The store has a ‘polo wall’ dedicated to Lacoste’s most iconic product range; it even explains the various fits for the benefit of customers. The ‘Polo Bar’ demonstrates the vast range of colours available, while a smaller bar houses special capsules and global collector series of shirts. “This concept provides the perfect platform for our new, more exclusive service and gives customers a real introduction to the brand. Polo, as a product, has grown to become a category of its own over the last five to eight years and many premium and affordable brands have entered India with polo offerings. Back in 1993 when Lacoste entered India, we were perhaps the only international brand in the apparel market to offer the polo shirt. Now, it’s an easily recognised type of garment that is being made and sold by local retailers as well as luxury brands,” says Rajesh Jain, CEO and director of Lacoste India, adding that the brand continues to stand strong on its core values of attention to detail, comfort and the habit of innovation.
Jain says the initial response to the Mumbai store has surpassed their projections. “There has been a marked increase in sales and quantity by 33 per cent, which has catapulted our expectation on totality to 120 per cent growth by the next fiscal,” he adds. Lacoste currently has a strong brand presence in Indian metros with over 35 points of sale. By 2014, this number is slated to go up to 61, with more openings in cities like Hyderabad, Kolkata, Bangalore, Pune, Chennai, Chandigarh, Goa and Jalandhar, besides new outlets in Mumbai and New Delhi. “Given changing consumer behaviour and increasing awareness among our target audiences in tier 2 cities, expansion in these locations will become more prominent in the coming years,” says Jain.
Ask the CEO the reason for the brand’s recent surge, and he attributes it to “today’s youth being extremely aware and confident of their choices”. Brands, he says, play a very important role in ruling their purchase behaviour, as it defines their personality to a certain level. No wonder then that 30 to 40 per cent of Lacoste’s clients are the youth.
Perhaps, it’s with this in mind that the brand has opened a Lacoste L!VE Boutique at Select City Walk in the capital. Lacoste L!VE is a youth-centric offering from Lacoste and is targeted largely at young patrons. The products here are edgy but priced slightly lower than at the general Lacoste store. “Though I must say pricing is not a deterrent for discerning customers who value quality and innovation,” adds Jain quickly.
The company positions Lacoste L!VE as a an “unexpected and cool combination of Lacoste original style and street art”. Think of it as “the croc buys into vintage, and a new kind of music shakes up polos, jeans and track jackets with slimmer and younger fits,” says the website.

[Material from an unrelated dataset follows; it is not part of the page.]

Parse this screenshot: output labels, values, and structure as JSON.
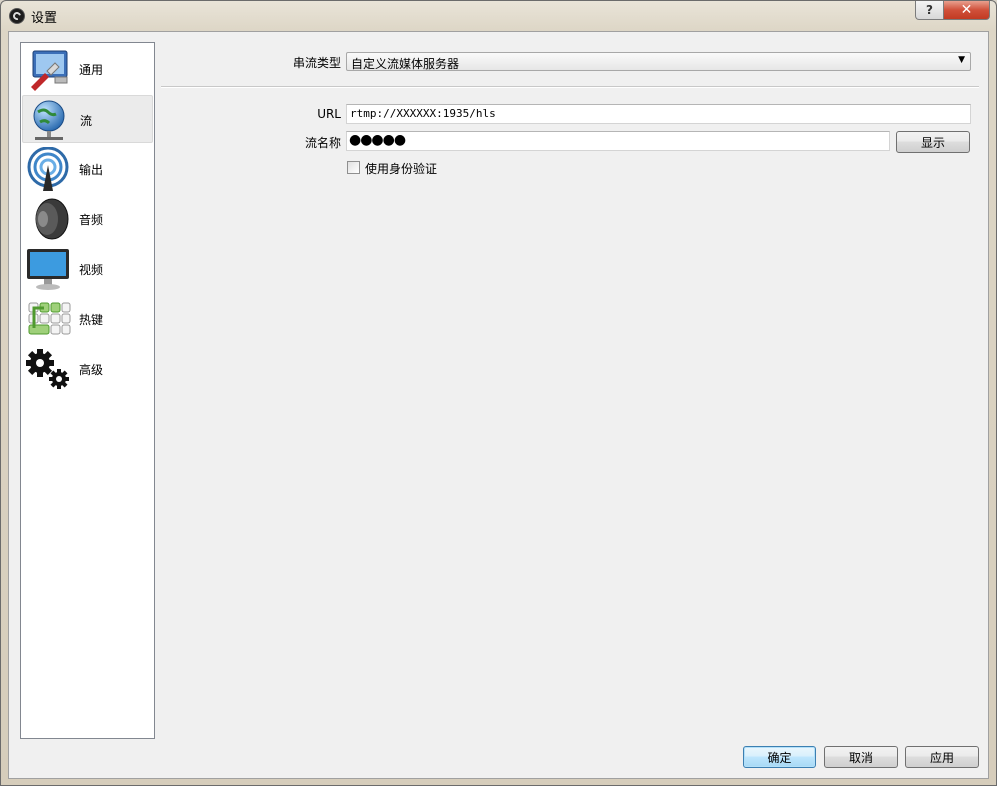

The clothes in the store are a mix of old-school style and new attitude and colours. The mood is always “unconventional chic”, as the company likes to call it.
Over the years, Lacoste has evolved from a men’s polo-centric brand to a complete lifestyle brand that markets trendy and colourful clothing and accessories for men, women and children. In fact, the campaign for Spring 2012 was the first in the brand’s history to put the focus on women. The result? A collection that was casual and feminine and yet didn’t stay from the brand’s sporting heritage even for a moment.
No wonder, the new stores are packed with both sexes. They certainly have the space for them.